The Gambier Islands (Îles Gambier or Archipel des Gambier) are an archipelago in French Polynesia, located at the southeast terminus of the Tuamotu archipelago. They cover an area of , and are made up of the Mangareva Islands, a group of high islands remnants of a caldera along with islets on the surrounding fringing reef, and the uninhabited Temoe atoll, which is located 45 km (28 mi) south-east of the Mangareva Islands. The Gambiers are generally considered a separate island group from Tuamotu both because their culture and language (Mangarevan) are much more closely related to those of the Marquesas Islands, and because, while the Tuamotus comprise several chains of coral atolls, the Mangareva Islands are of volcanic origin with central high islands.
Administratively, the Gambier Islands are inside the commune of Gambier, which also includes several atolls in the Tuamotu Archipelago. The town hall (mairie) of the commune of Gambier is located on Mangareva, in the Gambier Islands.
The population of the Gambier Islands was 1,431 people at the 2017 census, all living in the Mangareva Islands.

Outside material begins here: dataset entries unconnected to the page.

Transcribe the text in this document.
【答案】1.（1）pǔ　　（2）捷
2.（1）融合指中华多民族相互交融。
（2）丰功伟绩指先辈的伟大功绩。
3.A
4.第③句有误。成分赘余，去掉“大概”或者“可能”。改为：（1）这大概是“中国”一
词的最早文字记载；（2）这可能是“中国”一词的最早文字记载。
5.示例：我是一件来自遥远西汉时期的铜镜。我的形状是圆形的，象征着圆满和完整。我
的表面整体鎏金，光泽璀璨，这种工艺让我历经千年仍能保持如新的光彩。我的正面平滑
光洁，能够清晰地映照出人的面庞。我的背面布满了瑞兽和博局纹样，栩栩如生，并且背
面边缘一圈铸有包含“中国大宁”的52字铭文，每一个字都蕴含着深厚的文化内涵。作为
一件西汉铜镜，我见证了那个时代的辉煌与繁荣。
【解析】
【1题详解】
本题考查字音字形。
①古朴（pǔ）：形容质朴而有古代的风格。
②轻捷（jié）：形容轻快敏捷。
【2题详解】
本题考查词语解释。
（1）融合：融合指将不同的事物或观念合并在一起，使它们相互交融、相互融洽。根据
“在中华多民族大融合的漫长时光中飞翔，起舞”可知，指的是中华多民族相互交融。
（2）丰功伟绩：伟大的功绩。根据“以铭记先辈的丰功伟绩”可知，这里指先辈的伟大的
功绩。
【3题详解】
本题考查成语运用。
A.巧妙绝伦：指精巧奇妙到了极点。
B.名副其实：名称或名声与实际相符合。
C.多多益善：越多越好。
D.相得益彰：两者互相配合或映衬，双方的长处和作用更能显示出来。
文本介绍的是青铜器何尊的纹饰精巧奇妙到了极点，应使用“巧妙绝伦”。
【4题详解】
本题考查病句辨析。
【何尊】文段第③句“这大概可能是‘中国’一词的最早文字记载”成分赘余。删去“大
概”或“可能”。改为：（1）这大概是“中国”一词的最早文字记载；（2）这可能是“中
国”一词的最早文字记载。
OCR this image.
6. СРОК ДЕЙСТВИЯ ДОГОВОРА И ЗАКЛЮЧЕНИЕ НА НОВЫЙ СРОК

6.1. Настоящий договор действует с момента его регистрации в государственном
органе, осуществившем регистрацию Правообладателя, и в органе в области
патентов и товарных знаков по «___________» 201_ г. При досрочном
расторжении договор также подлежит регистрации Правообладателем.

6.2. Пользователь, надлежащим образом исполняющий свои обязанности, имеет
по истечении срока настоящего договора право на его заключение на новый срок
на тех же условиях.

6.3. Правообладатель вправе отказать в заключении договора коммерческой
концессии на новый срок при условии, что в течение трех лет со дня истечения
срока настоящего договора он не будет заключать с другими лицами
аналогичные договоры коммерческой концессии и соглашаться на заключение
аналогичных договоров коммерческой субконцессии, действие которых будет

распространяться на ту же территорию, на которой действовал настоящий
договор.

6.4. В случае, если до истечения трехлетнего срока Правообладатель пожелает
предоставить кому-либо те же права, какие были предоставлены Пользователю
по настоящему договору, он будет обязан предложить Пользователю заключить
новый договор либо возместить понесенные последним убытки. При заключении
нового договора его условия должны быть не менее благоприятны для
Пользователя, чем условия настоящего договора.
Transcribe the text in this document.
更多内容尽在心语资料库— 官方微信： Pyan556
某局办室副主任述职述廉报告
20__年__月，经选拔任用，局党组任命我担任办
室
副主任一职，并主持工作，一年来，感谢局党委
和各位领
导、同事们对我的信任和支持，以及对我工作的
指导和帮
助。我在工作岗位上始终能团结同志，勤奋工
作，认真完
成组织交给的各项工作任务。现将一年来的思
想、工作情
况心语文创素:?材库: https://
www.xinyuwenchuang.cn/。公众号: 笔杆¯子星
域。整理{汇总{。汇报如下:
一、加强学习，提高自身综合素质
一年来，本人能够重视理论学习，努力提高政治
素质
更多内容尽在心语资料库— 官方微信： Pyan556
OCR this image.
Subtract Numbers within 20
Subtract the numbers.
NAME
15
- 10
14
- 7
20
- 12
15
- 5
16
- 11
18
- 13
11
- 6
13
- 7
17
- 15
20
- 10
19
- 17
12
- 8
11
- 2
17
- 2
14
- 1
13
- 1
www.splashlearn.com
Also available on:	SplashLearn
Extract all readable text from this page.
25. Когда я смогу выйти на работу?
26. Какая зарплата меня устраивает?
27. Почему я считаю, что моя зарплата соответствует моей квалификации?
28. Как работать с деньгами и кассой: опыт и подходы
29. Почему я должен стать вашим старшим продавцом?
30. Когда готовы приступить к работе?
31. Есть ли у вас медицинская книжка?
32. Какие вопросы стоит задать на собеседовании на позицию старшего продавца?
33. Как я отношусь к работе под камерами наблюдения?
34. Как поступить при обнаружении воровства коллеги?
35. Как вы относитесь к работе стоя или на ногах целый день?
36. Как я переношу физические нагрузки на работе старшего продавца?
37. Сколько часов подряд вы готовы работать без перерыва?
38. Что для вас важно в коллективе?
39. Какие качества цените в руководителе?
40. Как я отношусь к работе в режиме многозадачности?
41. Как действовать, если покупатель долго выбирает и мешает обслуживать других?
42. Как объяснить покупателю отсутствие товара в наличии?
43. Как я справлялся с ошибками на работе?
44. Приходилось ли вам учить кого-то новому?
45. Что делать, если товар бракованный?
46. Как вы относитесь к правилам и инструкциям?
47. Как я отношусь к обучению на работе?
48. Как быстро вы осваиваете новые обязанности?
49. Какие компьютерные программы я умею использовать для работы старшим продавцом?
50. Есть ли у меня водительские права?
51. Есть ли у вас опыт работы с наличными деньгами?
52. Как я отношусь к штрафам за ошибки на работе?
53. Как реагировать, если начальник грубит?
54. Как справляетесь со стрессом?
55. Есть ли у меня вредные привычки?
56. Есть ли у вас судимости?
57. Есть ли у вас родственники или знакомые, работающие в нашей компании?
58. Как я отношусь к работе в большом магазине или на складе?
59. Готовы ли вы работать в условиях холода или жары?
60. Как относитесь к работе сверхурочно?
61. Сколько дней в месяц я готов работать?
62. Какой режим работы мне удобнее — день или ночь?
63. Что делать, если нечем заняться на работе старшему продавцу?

Ethnologist Kenneth P. Emory of the Bishop Museum in Honolulu assumed that the Gambier Islands, like the other islands of East Polynesia, were colonized from the Marquesas. However, it is now more likely that settlement originated in the Society Islands around 1000 A.D. There is archaeological evidence that the islands of Mangareva, Taravai, Agakauitai, Akamaru, Aukena and Kamaka were colonized by Polynesians in protohistoric times. The social form was a strictly stratified tribal society, with constant inter-clan warfare and intermittent food shortages; cannibalism was not unknown. There is evidence that, shortly before European influence, unrest was taking place that led to turmoil and civil war between the social classes. This social upheaval may have greatly facilitated the conquest of the archipelago by King Pomaré II of Tahiti in the early 19th century.